BioC2024

Statistical modelling of microRNA-seq data
07-24, 13:50–13:58 (US/Eastern), Tomatis Auditorium

MicroRNAs (miRNAs) are pivotal in regulating gene expression and influencing disease progression. Despite their critical role as disease modulators, statistical analysis methods for miRNAs have not been as thoroughly developed as those for messenger RNAs (mRNAs). Commonly, techniques designed for mRNAs are repurposed for miRNA data without considering the unique characteristics of miRNAs. This study critically examines the assumptions of mRNA-based methods when applied to miRNAs. We challenge these assumptions, highlighting the competitive nature of miRNA expression. Our research introduces novel statistical methods and modelling strategies tailored for miRNA sequencing data.
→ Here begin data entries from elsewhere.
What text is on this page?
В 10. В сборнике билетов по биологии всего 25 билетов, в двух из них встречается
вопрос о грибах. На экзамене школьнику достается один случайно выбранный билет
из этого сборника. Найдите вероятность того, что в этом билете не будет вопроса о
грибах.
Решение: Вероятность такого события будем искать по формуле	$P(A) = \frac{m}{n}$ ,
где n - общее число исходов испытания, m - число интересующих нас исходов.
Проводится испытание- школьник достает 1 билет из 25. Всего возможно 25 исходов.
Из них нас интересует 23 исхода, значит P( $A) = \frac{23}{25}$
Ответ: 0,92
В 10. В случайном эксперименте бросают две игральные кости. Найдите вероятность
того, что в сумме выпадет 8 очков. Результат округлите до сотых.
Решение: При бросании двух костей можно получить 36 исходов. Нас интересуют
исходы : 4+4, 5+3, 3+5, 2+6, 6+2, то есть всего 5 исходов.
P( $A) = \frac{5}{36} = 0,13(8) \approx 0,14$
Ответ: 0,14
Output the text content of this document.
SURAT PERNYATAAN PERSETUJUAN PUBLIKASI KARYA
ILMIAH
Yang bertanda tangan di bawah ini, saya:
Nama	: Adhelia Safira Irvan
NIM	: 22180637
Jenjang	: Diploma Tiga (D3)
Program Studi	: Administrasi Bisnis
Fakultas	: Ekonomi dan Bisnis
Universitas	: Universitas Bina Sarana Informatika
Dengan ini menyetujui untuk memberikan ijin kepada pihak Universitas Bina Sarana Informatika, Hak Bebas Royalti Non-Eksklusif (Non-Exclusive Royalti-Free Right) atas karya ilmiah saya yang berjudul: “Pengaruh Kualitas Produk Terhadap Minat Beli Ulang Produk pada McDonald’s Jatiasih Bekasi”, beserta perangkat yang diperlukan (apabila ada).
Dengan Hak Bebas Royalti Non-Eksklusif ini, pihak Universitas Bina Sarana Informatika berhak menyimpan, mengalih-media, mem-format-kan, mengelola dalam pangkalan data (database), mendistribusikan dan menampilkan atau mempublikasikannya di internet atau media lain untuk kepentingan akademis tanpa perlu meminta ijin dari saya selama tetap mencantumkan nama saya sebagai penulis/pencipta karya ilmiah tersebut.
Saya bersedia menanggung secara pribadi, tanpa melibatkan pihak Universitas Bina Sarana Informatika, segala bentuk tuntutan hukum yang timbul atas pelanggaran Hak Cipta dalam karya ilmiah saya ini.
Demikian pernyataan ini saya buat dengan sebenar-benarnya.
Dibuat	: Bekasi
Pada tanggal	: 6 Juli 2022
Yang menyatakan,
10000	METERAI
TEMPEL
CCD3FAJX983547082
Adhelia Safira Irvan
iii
These approaches account for the distinctive sources of variability in miRNA data, including competition for expression, library size variations, and data sparsity. We demonstrate the efficacy of our models through validation on both microRNAome datasets and simulated data. Our parameter estimation relies on autograd, while inference employs Laplace's approximation to Bayesian posterior distribution. Our investigation not only questions prevailing practices in miRNA data analysis but also provides a foundation for more accurate and specific miRNA study by examination of sequence level data.